Sono i giorni in cui la papera non galleggia e si naviga a vista sperando di vedere tutti gli scogli.

Ci sono giorni in cui le donne tolgono il reggiseno per Carola, ai bambini di Bibbiano tolgono mamma e papà, ai migranti la possibilità di una vita migliore augurando buon appetito ai pesci, all’umanità ogni traccia di speranza e a me le parole di bocca.

Sono i giorni in cui Astolfo dovrebbe tornare sulla luna a recuperare il senno che da un po’ è stato smarrito.
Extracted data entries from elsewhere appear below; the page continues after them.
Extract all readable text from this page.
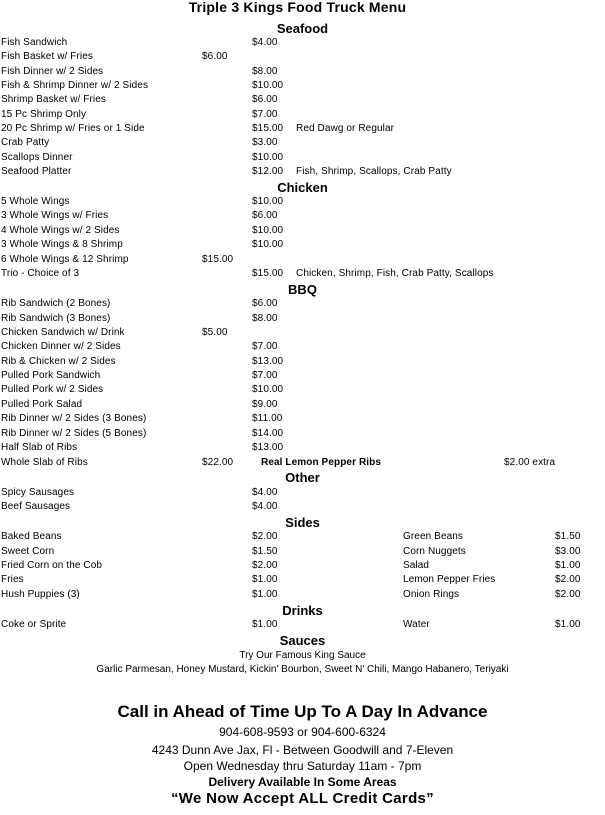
Triple 3 Kings Food Truck Menu
Seafood
Fish Sandwich	$4.00
Fish Basket w/ Fries	$6.00
Fish Dinner w/ 2 Sides	$8.00
Fish & Shrimp Dinner w/ 2 Sides	$10.00
Shrimp Basket w/ Fries	$6.00
15 Pc Shrimp Only	$7.00
20 Pc Shrimp w/ Fries or 1 Side	$15.00 Red Dawg or Regular
Crab Patty	$3.00
Scallops Dinner	$10.00
Seafood Platter	$12.00 Fish, Shrimp, Scallops, Crab Patty
Chicken
5 Whole Wings	$10.00
3 Whole Wings w/ Fries	$6.00
4 Whole Wings w/ 2 Sides	$10.00
3 Whole Wings & 8 Shrimp	$10.00
6 Whole Wings & 12 Shrimp	$15.00
Trio - Choice of 3	$15.00 Chicken, Shrimp, Fish, Crab Patty, Scallops
BBQ
Rib Sandwich (2 Bones)	$6.00
Rib Sandwich (3 Bones)	$8.00
Chicken Sandwich w/ Drink	$5.00
Chicken Dinner w/ 2 Sides	$7.00
Rib & Chicken w/ 2 Sides	$13.00
Pulled Pork Sandwich	$7.00
Pulled Pork w/ 2 Sides	$10.00
Pulled Pork Salad	$9.00
Rib Dinner w/ 2 Sides (3 Bones)	$11.00
Rib Dinner w/ 2 Sides (5 Bones)	$14.00
Half Slab of Ribs	$13.00
Whole Slab of Ribs	$22.00	Real Lemon Pepper Ribs	$2.00 extra
Other
Spicy Sausages	$4.00
Beef Sausages	$4.00
Sides
Baked Beans	$2.00	Green Beans	$1.50
Sweet Corn	$1.50	Corn Nuggets	$3.00
Fried Corn on the Cob	$2.00	Salad	$1.00
Fries	$1.00	Lemon Pepper Fries	$2.00
Hush Puppies (3)	$1.00	Onion Rings	$2.00
Drinks
Coke or Sprite	$1.00	Water	$1.00
Sauces
Try Our Famous King Sauce
Garlic Parmesan, Honey Mustard, Kickin' Bourbon, Sweet N' Chili, Mango Habanero, Teriyaki
Call in Ahead of Time Up To A Day In Advance
904-608-9593 or 904-600-6324
4243 Dunn Ave Jax, Fl - Between Goodwill and 7-Eleven
Open Wednesday thru Saturday 11am - 7pm
Delivery Available In Some Areas
“We Now Accept ALL Credit Cards”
Ci sono giorni che partono sbagliati e do la colpa al piede che scende dal letto, ma non è così, giorni in cui ho voglia di caffè freddo con panna, di leggere parole altrui che raccontano cose di me che pensavo di conoscere solo io, di togliermi sassolini e scarpe, di riposare all’ombra degli ulivi della Sicilia, di ascoltare le cicale amoreggiare al tramonto, di sapere che le persone che mi sono care stanno bene e allora sto bene anch’io.

Sono giorni che sembrano tutti uguali, ma io no.

Ci sono giorni in cui prendo le cose come vengono, le butto nell’acqua bollente per qualche minuto e poi le passo in padella a fuoco vivo, mentre guardo programmi tv che sembrano la versione sporcacciona del teorema di Ferradini e sogno ad occhi aperti di recitare nella prossima stagione de La casa di carta solo per farmi chiamare Trinacria e andare a scippare le vecchiette che ritirano la pensione alla posta.

Sono giorni in cui si sta così, tra le cose di tutti i giorni, in cerca di un po’ di svago perché anche i carri armati, ogni tanto, vanno oliati.

Intanto domani mangerò al mare e questo mi basta.

Frittura di pesce. Senti come suona bene?